When Ruano Pascual sent the championship point long,
the sisters shrieked in unison. Then they jumped for joy and hugged. "I'm so excited, I can't even speak," said the 28-year-old Venus, who has already won seven doubles Grand Slam titles and a gold medal in Sydney alongside younger sister Serena.
The pair didn't enter the doubles competition in Athens four years ago because Serena was hurt at the time.
"To share this kind of moment with your sister," Venus said, "it never grows old."
It doesn't hurt when your sister is one of the best in the world.
"I don't know anyone out there who would get tired of playing with Venus Williams," said the 26-year-old Serena, who as a singles player is ranked eighth in the world, three spots behind No. 5 Venus.
Sunday's match pitted the second-seeded sisters, who also won the doubles title at Wimbledon and reached the singles final, against the seventh-seeded Spaniards, who are the reigning French Open doubles champions.
The Williamses never looked too taxed, racing through the match in 1 hour, 6 minutes.
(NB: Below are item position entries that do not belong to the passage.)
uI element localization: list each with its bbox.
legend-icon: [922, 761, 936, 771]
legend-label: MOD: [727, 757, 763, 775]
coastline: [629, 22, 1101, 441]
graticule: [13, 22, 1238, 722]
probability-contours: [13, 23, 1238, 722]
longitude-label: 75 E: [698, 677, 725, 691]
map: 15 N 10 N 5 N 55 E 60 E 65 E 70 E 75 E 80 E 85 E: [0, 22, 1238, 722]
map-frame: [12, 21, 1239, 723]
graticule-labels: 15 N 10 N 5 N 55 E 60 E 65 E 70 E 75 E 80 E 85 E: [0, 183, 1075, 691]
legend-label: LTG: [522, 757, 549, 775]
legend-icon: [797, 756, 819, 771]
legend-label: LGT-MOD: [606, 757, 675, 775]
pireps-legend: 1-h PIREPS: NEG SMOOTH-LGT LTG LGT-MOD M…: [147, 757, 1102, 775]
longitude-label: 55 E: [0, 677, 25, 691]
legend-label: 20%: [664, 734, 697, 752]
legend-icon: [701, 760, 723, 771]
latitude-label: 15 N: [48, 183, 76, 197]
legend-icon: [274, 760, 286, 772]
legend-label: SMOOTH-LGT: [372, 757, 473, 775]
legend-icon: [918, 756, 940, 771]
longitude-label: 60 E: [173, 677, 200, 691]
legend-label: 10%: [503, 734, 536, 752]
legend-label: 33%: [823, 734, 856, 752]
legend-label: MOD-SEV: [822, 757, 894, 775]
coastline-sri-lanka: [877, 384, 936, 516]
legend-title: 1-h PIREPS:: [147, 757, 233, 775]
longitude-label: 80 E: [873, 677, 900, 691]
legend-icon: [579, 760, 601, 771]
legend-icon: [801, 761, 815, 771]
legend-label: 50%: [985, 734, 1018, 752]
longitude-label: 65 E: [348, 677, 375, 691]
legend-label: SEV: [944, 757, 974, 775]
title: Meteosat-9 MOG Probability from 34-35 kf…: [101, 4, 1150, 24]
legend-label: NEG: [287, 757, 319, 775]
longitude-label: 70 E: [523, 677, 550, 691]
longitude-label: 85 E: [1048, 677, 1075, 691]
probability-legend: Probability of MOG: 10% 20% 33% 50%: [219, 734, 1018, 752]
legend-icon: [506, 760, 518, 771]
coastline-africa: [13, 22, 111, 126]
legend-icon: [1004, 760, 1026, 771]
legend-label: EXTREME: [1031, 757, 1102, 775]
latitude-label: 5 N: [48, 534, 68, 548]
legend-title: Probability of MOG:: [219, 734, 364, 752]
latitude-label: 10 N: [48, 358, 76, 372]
Both sisters had pulled out of tournaments last month with knee injuries, but neither showed any sign of weakness. Together, they had six aces, including one that Serena whacked at 172 kph (107 mph) on a second serve.
The only tense moment came at 5-2 in the first set when the sisters squandered four set points before breaking Ruano Pascual's serve to win it.
"We were really focused from the first point. We really wanted to win," said Serena, whose trophy cabinet includes 30 singles titles, eight of them Grand Slams. "We feel like we've contributed to our country in a huge way. That's really what it's all about."
When the red carpet was rolled out on center court, the sisters climbed the medal podium together holding hands. A beaming Venus bobbed her head to the beat as "The Star-Spangled Banner" was played.
Both Venus and Serena were beaten in the quarterfinals of the singles tournament.
The bronze went to Yan Zi and Zheng Jie of China, who delivered the host country's only tennis medal by beating Alona and Kateryna Bondarenko of Ukraine 6-2, 6-2.
Zheng dedicated her win to the earthquake survivors to her native Sichuan province. The area was devastated by a May 12 earthquake that took nearly 70,000 lives and left more than 5 million people homeless.
"During the Olympic Games, we fought really hard and we want to show this Sichuan spirit - that we are brave," Zheng said.
It's the second tennis medal in Olympic history for China, which won gold in women's doubles in 2004.
The match was the third for the eighth-seeded Yan and Zheng in barely 36 hours. They won a quarterfinal match that ended at 3:35 a.m. Saturday.